Se fossi stata in grado di parlare probabilmente avrei cercato di convincerlo con le buone a non fare cazzate, o comunque avrei potuto provare a distrarlo con chiacchiere inutili fino all’arrivo dei soccorsi… Già, ma quali soccorsi, accidenti? Come avevo già appurato nessuno sapeva che ero lì, e se anche Enrico fosse riuscito a scoprire qualcosa con i suoi discutibilissimi mezzi, beh, da qui al suo arrivo sarebbe stato sicuramente troppo tardi. Cazzo!

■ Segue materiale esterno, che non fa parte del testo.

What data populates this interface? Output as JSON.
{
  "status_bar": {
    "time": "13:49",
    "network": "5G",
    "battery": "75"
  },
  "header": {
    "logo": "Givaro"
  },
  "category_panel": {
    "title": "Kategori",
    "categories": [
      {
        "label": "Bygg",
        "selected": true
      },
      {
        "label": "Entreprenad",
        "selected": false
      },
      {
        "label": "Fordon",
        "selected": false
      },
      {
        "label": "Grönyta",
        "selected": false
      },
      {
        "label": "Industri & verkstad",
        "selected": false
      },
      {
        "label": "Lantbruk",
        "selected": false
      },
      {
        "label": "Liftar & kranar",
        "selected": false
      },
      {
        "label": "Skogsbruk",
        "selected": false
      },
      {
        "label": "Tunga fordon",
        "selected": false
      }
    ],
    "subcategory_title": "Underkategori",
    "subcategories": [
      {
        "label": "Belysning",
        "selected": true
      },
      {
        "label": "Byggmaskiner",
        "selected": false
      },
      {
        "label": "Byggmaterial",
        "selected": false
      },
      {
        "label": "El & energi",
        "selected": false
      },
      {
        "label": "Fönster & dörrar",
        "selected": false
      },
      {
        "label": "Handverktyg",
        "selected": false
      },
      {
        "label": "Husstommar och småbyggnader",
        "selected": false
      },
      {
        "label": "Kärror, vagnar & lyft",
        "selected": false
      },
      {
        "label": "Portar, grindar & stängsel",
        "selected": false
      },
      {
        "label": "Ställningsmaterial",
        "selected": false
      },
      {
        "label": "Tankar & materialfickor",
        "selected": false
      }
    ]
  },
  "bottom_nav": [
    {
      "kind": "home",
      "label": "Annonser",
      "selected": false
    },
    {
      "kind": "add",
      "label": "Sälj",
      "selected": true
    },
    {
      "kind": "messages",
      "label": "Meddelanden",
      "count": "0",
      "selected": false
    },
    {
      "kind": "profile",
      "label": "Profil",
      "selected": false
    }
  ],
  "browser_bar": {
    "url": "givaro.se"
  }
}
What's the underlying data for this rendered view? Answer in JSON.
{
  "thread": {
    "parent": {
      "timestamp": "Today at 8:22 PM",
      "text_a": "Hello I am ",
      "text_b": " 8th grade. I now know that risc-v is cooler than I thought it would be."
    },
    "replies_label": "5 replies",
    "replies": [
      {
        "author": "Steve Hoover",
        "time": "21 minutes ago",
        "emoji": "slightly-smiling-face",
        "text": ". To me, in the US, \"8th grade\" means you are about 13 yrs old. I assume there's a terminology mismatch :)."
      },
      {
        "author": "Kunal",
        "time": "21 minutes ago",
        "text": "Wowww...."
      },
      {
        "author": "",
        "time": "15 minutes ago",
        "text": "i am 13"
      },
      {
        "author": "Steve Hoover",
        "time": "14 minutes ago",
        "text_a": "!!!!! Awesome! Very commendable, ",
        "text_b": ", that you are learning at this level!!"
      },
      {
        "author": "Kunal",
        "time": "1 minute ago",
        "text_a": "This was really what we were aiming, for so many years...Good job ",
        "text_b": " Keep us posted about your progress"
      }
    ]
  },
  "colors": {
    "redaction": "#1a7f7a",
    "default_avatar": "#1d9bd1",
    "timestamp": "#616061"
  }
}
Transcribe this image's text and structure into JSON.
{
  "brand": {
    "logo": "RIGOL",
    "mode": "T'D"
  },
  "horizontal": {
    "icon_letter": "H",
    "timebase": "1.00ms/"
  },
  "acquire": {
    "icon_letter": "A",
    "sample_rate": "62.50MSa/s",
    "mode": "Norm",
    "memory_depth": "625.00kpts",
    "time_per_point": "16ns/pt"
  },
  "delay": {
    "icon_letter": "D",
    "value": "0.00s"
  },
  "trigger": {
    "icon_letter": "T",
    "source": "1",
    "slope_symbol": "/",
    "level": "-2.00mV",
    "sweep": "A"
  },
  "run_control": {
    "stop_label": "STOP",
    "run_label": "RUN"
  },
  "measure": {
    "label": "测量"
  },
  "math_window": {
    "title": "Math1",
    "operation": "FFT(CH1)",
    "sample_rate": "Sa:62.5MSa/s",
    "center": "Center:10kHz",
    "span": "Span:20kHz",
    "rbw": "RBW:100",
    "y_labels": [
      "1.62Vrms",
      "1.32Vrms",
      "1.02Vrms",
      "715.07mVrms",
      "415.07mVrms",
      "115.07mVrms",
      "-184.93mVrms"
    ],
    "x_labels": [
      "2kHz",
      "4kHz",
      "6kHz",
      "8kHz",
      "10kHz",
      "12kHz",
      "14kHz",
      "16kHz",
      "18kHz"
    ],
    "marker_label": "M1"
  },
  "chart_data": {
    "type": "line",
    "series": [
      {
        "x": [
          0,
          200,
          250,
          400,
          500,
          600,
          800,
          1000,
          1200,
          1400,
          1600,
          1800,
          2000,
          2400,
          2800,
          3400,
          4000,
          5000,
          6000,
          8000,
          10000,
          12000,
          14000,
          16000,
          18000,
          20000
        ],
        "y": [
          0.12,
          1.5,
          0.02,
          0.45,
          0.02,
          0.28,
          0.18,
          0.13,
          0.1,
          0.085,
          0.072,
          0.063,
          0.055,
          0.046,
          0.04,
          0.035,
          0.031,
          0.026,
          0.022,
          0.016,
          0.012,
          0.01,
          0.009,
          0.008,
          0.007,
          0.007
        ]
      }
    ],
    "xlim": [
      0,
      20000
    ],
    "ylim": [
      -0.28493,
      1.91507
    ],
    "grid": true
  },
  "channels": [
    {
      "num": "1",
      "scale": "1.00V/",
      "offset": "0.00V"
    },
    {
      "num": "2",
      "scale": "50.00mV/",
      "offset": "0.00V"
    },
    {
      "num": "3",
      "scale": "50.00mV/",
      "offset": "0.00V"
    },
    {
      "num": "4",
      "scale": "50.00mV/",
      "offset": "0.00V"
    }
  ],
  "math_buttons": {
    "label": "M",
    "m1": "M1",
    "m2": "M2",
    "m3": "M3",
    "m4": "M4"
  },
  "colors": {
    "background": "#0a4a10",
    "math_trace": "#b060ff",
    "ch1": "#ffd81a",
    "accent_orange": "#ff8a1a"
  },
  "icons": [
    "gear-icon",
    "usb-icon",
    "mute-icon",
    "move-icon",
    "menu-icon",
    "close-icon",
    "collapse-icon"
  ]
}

Ripresi ad agitarmi, riuscendo a metterci tanta di quella forza da far tremare la spalliera del letto e farla sbattere contro la parete. Per nulla colpito, Lorenzo si limitò a scoppiare a ridere, divertito.

“Non aver fretta, tesoro, fra un po’ iniziamo!” Mi prese in giro, toccandomi una guancia umida con due dita. Volsi la testa dall’altra parte, serrando forte gli occhi con fare disgustato, ma ottenendo solo il l’effetto di farlo ridere di più.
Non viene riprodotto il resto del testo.